Carpe Diem: On the Evaluation of World Knowledge in Lifelong Language Models
This work addresses the challenge of evaluating and improving language models for real-world knowledge updates, which is incremental as it builds on existing continual learning methods.
The authors tackled the problem of language models adapting to evolving world knowledge by introducing EvolvingQA, a temporally evolving question-answering benchmark, and found that existing continual learning baselines struggle with updating and removing outdated knowledge, particularly for numerical or temporal information.
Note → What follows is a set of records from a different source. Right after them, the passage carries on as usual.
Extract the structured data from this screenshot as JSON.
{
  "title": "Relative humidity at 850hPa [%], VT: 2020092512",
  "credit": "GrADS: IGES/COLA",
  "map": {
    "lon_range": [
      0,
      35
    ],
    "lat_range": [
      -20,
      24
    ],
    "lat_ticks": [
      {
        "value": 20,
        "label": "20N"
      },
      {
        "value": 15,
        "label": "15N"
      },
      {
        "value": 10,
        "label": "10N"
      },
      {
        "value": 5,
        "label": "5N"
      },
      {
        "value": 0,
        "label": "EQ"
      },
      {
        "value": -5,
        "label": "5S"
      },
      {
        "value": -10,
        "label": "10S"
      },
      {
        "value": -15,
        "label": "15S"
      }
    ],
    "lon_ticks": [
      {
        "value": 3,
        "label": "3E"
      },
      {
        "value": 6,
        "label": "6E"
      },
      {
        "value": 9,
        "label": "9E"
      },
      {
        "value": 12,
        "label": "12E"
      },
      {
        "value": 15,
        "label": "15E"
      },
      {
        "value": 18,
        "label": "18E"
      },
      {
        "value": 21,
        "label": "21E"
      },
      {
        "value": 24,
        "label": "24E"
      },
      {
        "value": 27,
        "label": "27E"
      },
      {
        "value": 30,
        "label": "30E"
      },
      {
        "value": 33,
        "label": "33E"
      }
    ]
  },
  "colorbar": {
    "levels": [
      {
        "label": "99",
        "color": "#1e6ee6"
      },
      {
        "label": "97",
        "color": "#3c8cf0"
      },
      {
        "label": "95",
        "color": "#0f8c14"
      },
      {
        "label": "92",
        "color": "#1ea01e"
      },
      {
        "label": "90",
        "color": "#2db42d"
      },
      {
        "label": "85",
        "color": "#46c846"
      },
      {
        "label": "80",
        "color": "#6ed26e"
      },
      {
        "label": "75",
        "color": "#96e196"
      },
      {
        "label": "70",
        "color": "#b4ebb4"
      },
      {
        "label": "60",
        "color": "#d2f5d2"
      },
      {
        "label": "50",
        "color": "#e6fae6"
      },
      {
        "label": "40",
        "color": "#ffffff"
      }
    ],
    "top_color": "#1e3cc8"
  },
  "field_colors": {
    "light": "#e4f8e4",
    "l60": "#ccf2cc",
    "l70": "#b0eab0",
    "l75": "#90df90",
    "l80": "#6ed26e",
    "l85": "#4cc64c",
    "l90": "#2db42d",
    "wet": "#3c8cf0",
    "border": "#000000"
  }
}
The dynamic nature of knowledge in an ever-changing world presents challenges for language models trained on static data; the model in the real world often requires not only acquiring new knowledge but also overwriting outdated information into updated ones. To study the ability of language models for these time-dependent dynamics in human language, we introduce a novel task, EvolvingQA, a temporally evolving question-answering benchmark designed for training and evaluating LMs on an evolving Wikipedia database. The construction of EvolvingQA is automated with our pipeline using large language models. We uncover that existing continual learning baselines suffer from updating and removing outdated knowledge. Our analysis suggests that models fail to rectify knowledge due to small weight gradients. In addition, we elucidate that language models particularly struggle to reflect the change of numerical or temporal information. Our work aims to model the dynamic nature of real-world information, suggesting faithful evaluations of the evolution-adaptability of language models.